I like to place the springform pan onto a baking sheet in case of leakage. Bake for about 45 minutes, or until it is heated through and the top is bubbly and crisping up. Allow the lasagne to rest for about 5 - 10 minutes before removing the side of the pan and cutting it into wedges for serving.





This shows the layers after the ring has been removed from the springform pan



  • I used 10" tortillas, adjust the pan size according to the size of your tortillas. This works best in a round dish, but can be made in a square or rectangle...you might need to cut some of the tortillas in order to avoid having layers that are too thick.
  • I have made this using ground turkey instead of beef. You could try ground pork, or use cooked fish or prawns and make a fish taco version. 
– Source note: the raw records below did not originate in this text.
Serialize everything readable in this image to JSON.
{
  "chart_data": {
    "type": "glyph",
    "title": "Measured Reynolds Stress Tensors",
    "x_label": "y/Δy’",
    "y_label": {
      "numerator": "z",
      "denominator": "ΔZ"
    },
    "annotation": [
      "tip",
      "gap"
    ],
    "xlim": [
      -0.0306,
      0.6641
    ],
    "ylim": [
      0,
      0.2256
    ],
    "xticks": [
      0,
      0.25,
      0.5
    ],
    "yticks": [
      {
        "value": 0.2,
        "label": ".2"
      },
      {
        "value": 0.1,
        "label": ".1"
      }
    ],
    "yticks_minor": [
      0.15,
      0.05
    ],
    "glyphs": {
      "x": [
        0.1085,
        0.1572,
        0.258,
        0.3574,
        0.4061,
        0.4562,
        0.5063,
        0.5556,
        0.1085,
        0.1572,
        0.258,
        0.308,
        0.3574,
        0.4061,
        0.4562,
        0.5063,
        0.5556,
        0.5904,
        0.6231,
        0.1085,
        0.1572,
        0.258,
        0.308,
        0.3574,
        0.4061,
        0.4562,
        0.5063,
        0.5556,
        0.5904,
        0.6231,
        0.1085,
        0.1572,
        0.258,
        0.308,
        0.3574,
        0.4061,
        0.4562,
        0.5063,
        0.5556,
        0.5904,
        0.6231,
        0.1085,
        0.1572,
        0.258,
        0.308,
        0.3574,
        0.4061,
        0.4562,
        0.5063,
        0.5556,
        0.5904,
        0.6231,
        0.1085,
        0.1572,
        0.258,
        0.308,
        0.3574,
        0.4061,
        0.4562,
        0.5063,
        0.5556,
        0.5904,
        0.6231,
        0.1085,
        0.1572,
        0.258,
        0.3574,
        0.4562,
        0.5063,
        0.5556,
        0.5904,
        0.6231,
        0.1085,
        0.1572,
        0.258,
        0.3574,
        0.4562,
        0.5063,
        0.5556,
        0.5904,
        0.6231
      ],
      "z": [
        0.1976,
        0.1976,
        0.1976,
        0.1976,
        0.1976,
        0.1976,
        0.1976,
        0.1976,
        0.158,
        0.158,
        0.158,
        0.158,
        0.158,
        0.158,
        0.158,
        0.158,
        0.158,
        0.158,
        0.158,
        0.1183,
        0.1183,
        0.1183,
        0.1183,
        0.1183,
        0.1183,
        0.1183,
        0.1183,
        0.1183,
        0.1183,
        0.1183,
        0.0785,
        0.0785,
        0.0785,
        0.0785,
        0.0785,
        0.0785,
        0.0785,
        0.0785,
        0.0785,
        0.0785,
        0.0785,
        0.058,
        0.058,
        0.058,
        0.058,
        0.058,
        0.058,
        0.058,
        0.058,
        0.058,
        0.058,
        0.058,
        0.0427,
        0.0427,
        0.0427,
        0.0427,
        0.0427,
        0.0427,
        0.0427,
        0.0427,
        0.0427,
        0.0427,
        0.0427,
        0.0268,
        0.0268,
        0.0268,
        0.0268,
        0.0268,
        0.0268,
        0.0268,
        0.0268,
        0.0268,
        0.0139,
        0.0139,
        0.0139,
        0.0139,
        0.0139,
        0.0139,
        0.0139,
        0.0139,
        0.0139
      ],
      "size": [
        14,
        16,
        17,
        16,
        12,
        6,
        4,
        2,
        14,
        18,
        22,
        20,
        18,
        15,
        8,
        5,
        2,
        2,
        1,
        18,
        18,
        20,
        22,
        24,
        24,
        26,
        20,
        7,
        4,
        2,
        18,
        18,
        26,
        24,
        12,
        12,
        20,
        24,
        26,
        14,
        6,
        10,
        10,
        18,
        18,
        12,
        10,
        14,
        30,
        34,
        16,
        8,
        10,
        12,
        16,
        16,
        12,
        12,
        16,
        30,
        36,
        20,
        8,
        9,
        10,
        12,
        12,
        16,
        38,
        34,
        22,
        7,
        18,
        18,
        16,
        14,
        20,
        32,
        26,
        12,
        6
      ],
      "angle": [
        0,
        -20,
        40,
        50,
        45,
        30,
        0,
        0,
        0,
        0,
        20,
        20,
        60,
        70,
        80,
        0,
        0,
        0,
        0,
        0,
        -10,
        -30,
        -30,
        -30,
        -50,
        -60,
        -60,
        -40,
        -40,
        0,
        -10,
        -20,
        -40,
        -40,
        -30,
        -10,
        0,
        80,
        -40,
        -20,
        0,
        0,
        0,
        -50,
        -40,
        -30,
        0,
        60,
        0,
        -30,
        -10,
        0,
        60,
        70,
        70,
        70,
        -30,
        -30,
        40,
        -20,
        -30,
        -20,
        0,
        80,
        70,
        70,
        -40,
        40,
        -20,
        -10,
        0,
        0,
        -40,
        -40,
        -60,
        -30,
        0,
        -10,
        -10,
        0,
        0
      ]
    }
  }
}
  • Omit the meat and add in more beans and vegetables, cooked rice and cheese and make it a vegetarian lasagne.
  • Use as much cheese as you like! 
  • If you have extras such as red pepper (fresh or roasted), cherry tomatoes that can be roasted, soft tomatoes that can be chopped, green onions, other beans, cooked spinach... add these into the filling. That's what this blog is all about...using it up, and creating new flavours in the process.
  • Serve this with diced avocado, fresh tomatoes and green onions.
  • The meat can be used as taco filling, with either hard or soft shells. Roll the filling inside the tortillas, and place in an ovenproof dish, cover with the tomato-salsa sauce, top with cheese and you have enchiladas. It can also be used to stuff and bake peppers or tomatoes. Add in a can or two of chopped tomatoes, and you have a quick chili. Layer tortilla chips with the cooked meat, pickled or fresh jalapenos, olives, tomatoes and cheese and bake until heated through and you have nachos.
  • Adjust the spices according to your taste...I like cumin and tend to use a heavy hand with it. Increase the dried chipotle, or add in canned chipotles with some of the adobo sauce for an extra kick.
  • The lasagne can be made ahead and kept in the fridge, or it can be frozen for another time.
  • Cook extra meat, and freeze the filling as a timesaver for another time.
  • Extra or leftover meat can be used in wraps, on salads or as a pizza topping.